Les fruits de CapMissio confirmés par nos propres témoignages
Nous sommes beaucoup d’anciens à attester de la transformation importante et bénéfique opérée en nous grâce à CapMissio. L’école, bien qu’imparfaite, a été incroyablement riche pour nombre d’entre nous et nous a fait grandir humainement et spirituellement. Cette année nous a offert de solides fondations pour notre vie de prière, notre formation théologique et notre capacité à servir l’Eglise. Aujourd’hui, nous sommes pour la quasi-totalité engagés partout en France et même à l’étranger dans nos paroisses, nos diocèses, dans des mouvements, parfois même en tant que salariés laïcs en mission ou dans des associations catholiques, certains ont également fait le choix de la prêtrise et de la vie religieuse. Nos parcours témoignent des fruits abondants de CapMissio qui doivent être soulignés.

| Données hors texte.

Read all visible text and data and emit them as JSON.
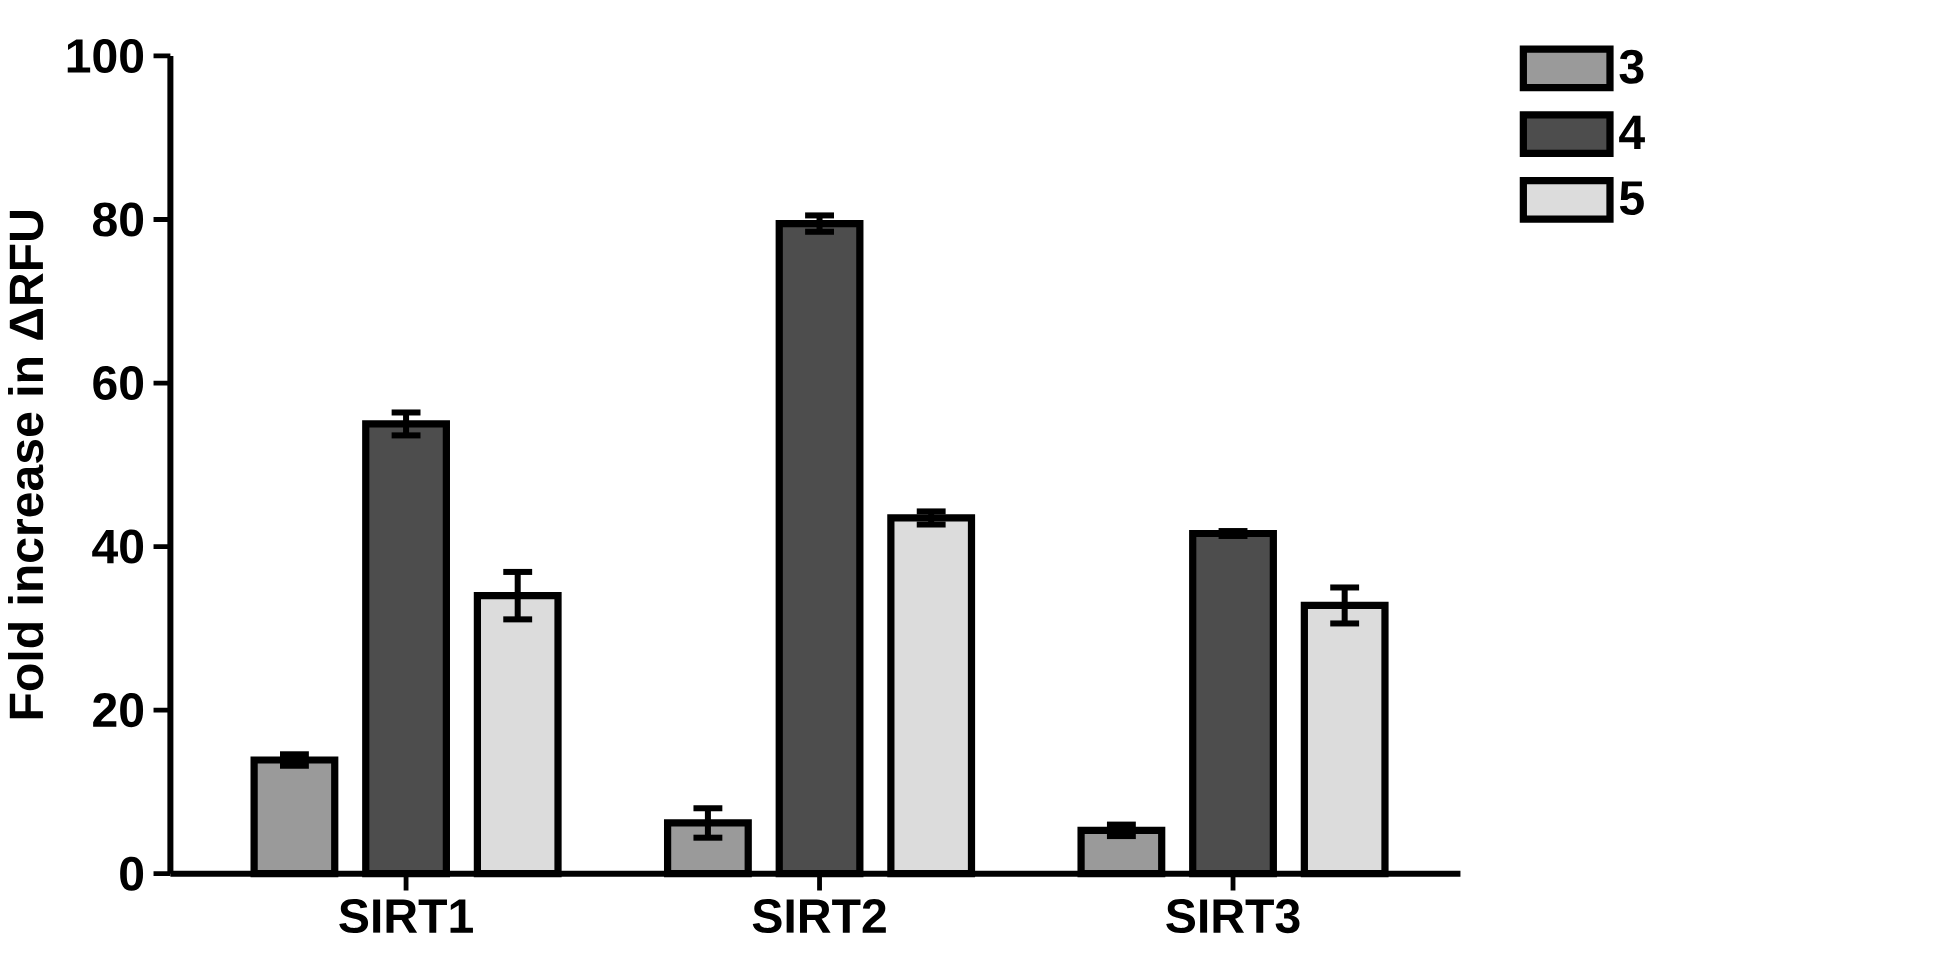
{
  "chart_data": {
    "type": "bar",
    "ylabel": "Fold increase in ΔRFU",
    "categories": [
      "SIRT1",
      "SIRT2",
      "SIRT3"
    ],
    "series": [
      {
        "name": "3",
        "color": "#9a9a9a",
        "values": [
          13.9,
          6.2,
          5.3
        ],
        "errors": [
          0.7,
          1.8,
          0.7
        ]
      },
      {
        "name": "4",
        "color": "#4d4d4d",
        "values": [
          55.0,
          79.5,
          41.6
        ],
        "errors": [
          1.4,
          1.0,
          0.3
        ]
      },
      {
        "name": "5",
        "color": "#dcdcdc",
        "values": [
          34.0,
          43.5,
          32.8
        ],
        "errors": [
          2.9,
          0.8,
          2.2
        ]
      }
    ],
    "ylim": [
      0,
      100
    ],
    "yticks": [
      0,
      20,
      40,
      60,
      80,
      100
    ],
    "grid": false,
    "legend": "top right"
  }
}
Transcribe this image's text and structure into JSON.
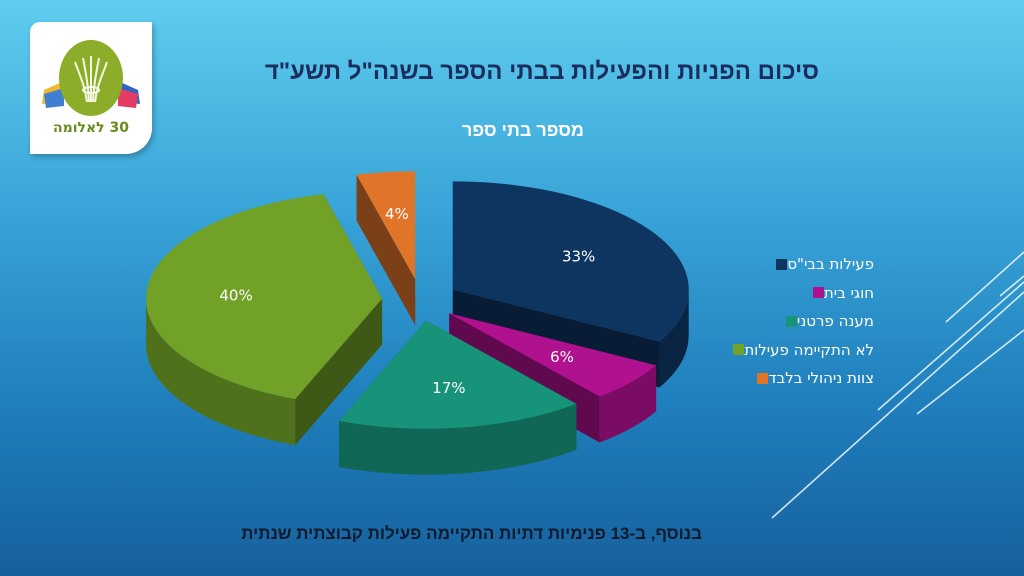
{
  "slide": {
    "title": "סיכום הפניות והפעילות בבתי הספר בשנה\"ל תשע\"ד",
    "footer": "בנוסף, ב-13 פנימיות דתיות התקיימה פעילות קבוצתית שנתית"
  },
  "logo": {
    "caption": "30 לאלומה",
    "icon": "wheat-sheaf-logo"
  },
  "chart_data": {
    "type": "pie",
    "title": "מספר בתי ספר",
    "style": "3d-exploded",
    "legend_position": "right",
    "slices": [
      {
        "label": "פעילות בבי\"ס",
        "value": 33,
        "display": "33%",
        "color": "#0e3560"
      },
      {
        "label": "חוגי בית",
        "value": 6,
        "display": "6%",
        "color": "#b0118f"
      },
      {
        "label": "מענה פרטני",
        "value": 17,
        "display": "17%",
        "color": "#17937a"
      },
      {
        "label": "לא התקיימה פעילות",
        "value": 40,
        "display": "40%",
        "color": "#71a127"
      },
      {
        "label": "צוות ניהולי בלבד",
        "value": 4,
        "display": "4%",
        "color": "#e07429"
      }
    ]
  }
}
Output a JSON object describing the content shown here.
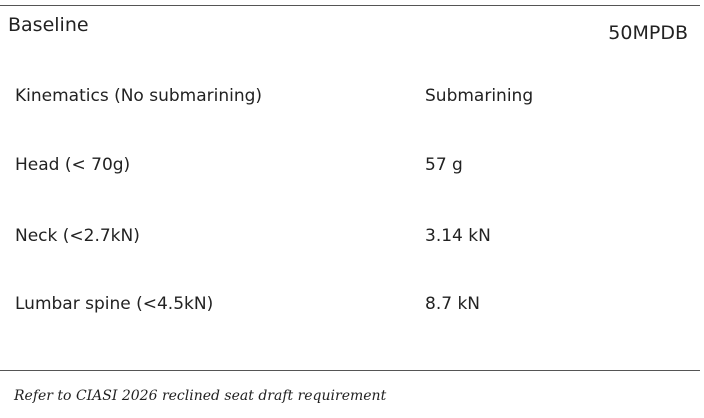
{
  "header": {
    "title": "Baseline",
    "tag": "50MPDB"
  },
  "table": {
    "rows": [
      [
        "Kinematics (No submarining)",
        "Submarining"
      ],
      [
        "Head (< 70g)",
        "57 g"
      ],
      [
        "Neck (<2.7kN)",
        "3.14 kN"
      ],
      [
        "Lumbar spine (<4.5kN)",
        "8.7 kN"
      ]
    ]
  },
  "footnote": "Refer to CIASI 2026 reclined seat draft requirement"
}
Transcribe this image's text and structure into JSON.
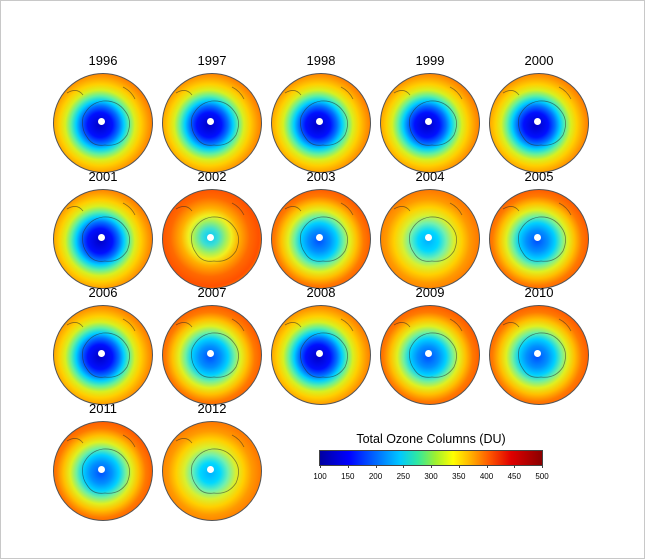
{
  "panels": [
    {
      "year": "1996",
      "hole": "dark"
    },
    {
      "year": "1997",
      "hole": "dark"
    },
    {
      "year": "1998",
      "hole": "dark"
    },
    {
      "year": "1999",
      "hole": "dark"
    },
    {
      "year": "2000",
      "hole": "dark"
    },
    {
      "year": "2001",
      "hole": "dark"
    },
    {
      "year": "2002",
      "hole": "split"
    },
    {
      "year": "2003",
      "hole": "medium"
    },
    {
      "year": "2004",
      "hole": "light"
    },
    {
      "year": "2005",
      "hole": "medium"
    },
    {
      "year": "2006",
      "hole": "dark"
    },
    {
      "year": "2007",
      "hole": "medium"
    },
    {
      "year": "2008",
      "hole": "dark"
    },
    {
      "year": "2009",
      "hole": "medium"
    },
    {
      "year": "2010",
      "hole": "medium"
    },
    {
      "year": "2011",
      "hole": "medium"
    },
    {
      "year": "2012",
      "hole": "light"
    }
  ],
  "colorbar": {
    "title": "Total Ozone Columns (DU)",
    "ticks": [
      "100",
      "150",
      "200",
      "250",
      "300",
      "350",
      "400",
      "450",
      "500"
    ],
    "colors": [
      "#0000a0",
      "#0000ff",
      "#00c8ff",
      "#ffff00",
      "#ff5a00",
      "#8b0000"
    ]
  }
}
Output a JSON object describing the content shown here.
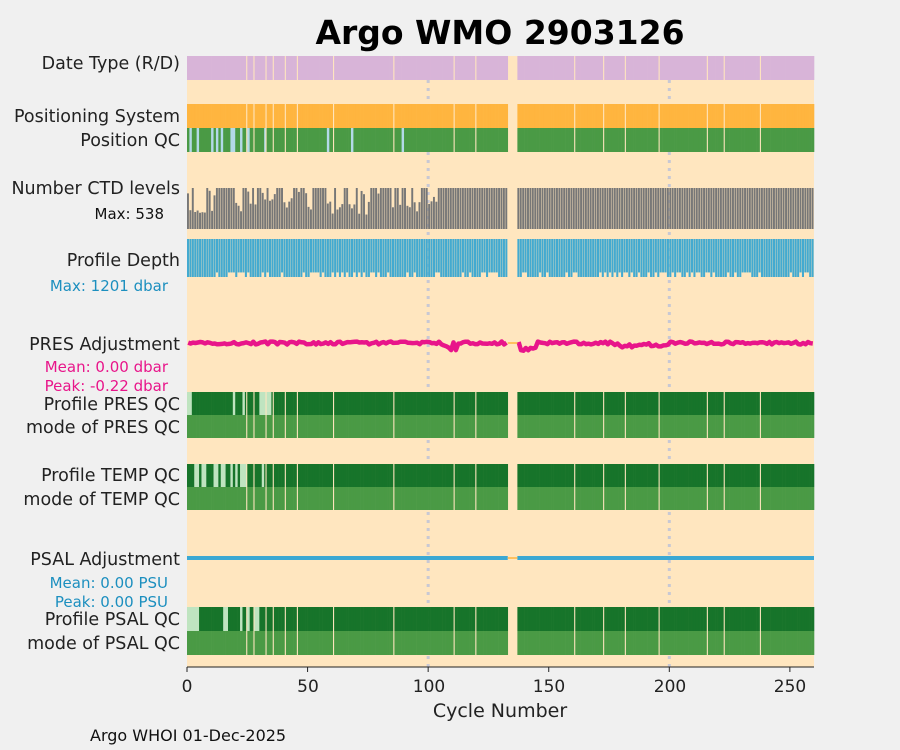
{
  "chart_data": {
    "type": "bar",
    "title": "Argo WMO 2903126",
    "xlabel": "Cycle Number",
    "xlim": [
      0,
      260
    ],
    "x_ticks": [
      "0",
      "50",
      "100",
      "150",
      "200",
      "250"
    ],
    "x_tick_values": [
      0,
      50,
      100,
      150,
      200,
      250
    ],
    "gridlines_x": [
      100,
      200
    ],
    "missing_cycles": [
      133,
      134,
      135,
      136
    ],
    "footer": "Argo WHOI 01-Dec-2025",
    "rows": [
      {
        "id": "date-type",
        "label": "Date Type (R/D)"
      },
      {
        "id": "positioning-system",
        "label": "Positioning System"
      },
      {
        "id": "position-qc",
        "label": "Position QC"
      },
      {
        "id": "number-ctd-levels",
        "label": "Number CTD levels",
        "note": "Max: 538",
        "max": 538
      },
      {
        "id": "profile-depth",
        "label": "Profile Depth",
        "note": "Max: 1201 dbar",
        "max": 1201
      },
      {
        "id": "pres-adjustment",
        "label": "PRES Adjustment",
        "mean": "Mean: 0.00 dbar",
        "peak": "Peak: -0.22 dbar"
      },
      {
        "id": "profile-pres-qc",
        "label": "Profile PRES QC"
      },
      {
        "id": "mode-pres-qc",
        "label": "mode of PRES QC"
      },
      {
        "id": "profile-temp-qc",
        "label": "Profile TEMP QC"
      },
      {
        "id": "mode-temp-qc",
        "label": "mode of TEMP QC"
      },
      {
        "id": "psal-adjustment",
        "label": "PSAL Adjustment",
        "mean": "Mean: 0.00 PSU",
        "peak": "Peak: 0.00 PSU"
      },
      {
        "id": "profile-psal-qc",
        "label": "Profile PSAL QC"
      },
      {
        "id": "mode-psal-qc",
        "label": "mode of PSAL QC"
      }
    ]
  },
  "colors": {
    "background": "#ffe6bf",
    "date_type": "#d8b4d8",
    "positioning": "#ffb53f",
    "qc_good": "#4a9a45",
    "qc_profile": "#17742a",
    "qc_light": "#bfe4c0",
    "position_light": "#b3d9e8",
    "ctd": "#777777",
    "depth": "#43aad0",
    "pres_adj": "#e8158a",
    "psal_adj": "#3ba8d3",
    "title": "#1590c0",
    "note_blue": "#1c8fbf",
    "note_pink": "#e8158a",
    "grid": "#c8c8d4",
    "gap_line": "#ffb53f"
  }
}
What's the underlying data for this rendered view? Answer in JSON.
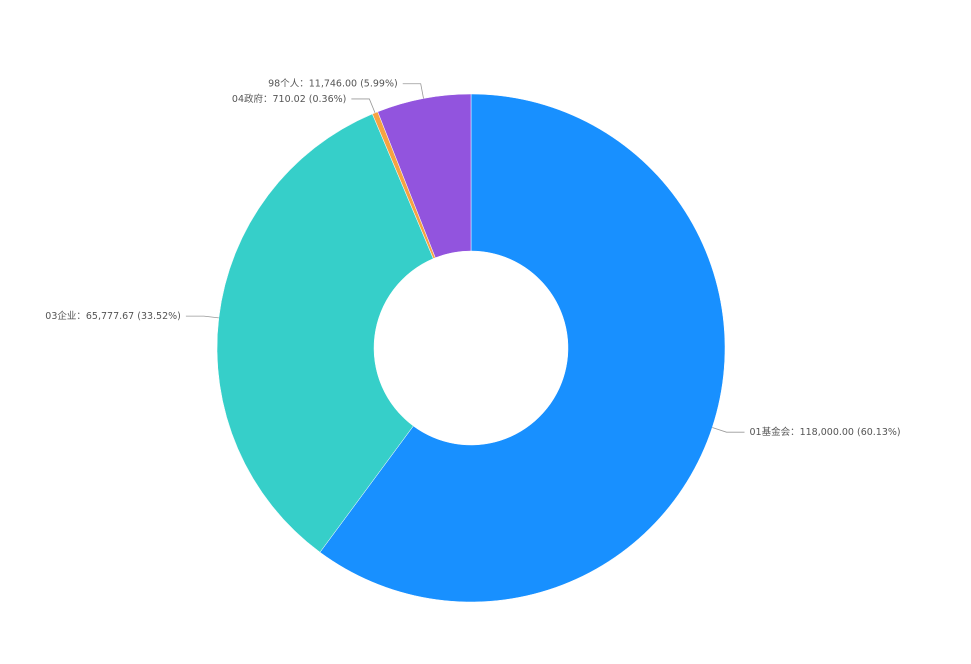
{
  "chart_data": {
    "type": "donut",
    "categories": [
      "01基金会：",
      "03企业：",
      "04政府：",
      "98个人："
    ],
    "series": [
      {
        "values": [
          118000,
          65777.67,
          710.02,
          11746
        ],
        "value_labels": [
          "118,000.00 (60.13%)",
          "65,777.67 (33.52%)",
          "710.02 (0.36%)",
          "11,746.00 (5.99%)"
        ],
        "colors": [
          "#1890ff",
          "#36cfc9",
          "#f6a342",
          "#9254de"
        ]
      }
    ]
  }
}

Nous ne voulons pas que notre appartenance à la grande famille de CapMissio soit réduite à cette douloureuse et rapide visite canonique qui a entraîné sa fermeture. Nous voulons donc redire ici haut et fort tout ce que nous avons reçu de beau au cours de cette année qui a marqué positivement notre vie à jamais. Nos témoignages n’ont pas l’intention d’entretenir la polémique, mais au contraire de souligner le bien-fondé d’une école de mission insérée dans un diocèse qui, malgré ses dysfonctionnements, aurait pu être améliorée et méritait de perdurer. Nous espérons que Mgr Turini, ainsi que d’autres évêques, sauront retenir les aspects positifs de CapMissio afin de ne pas perdre cette belle intuition pour l’Église de France.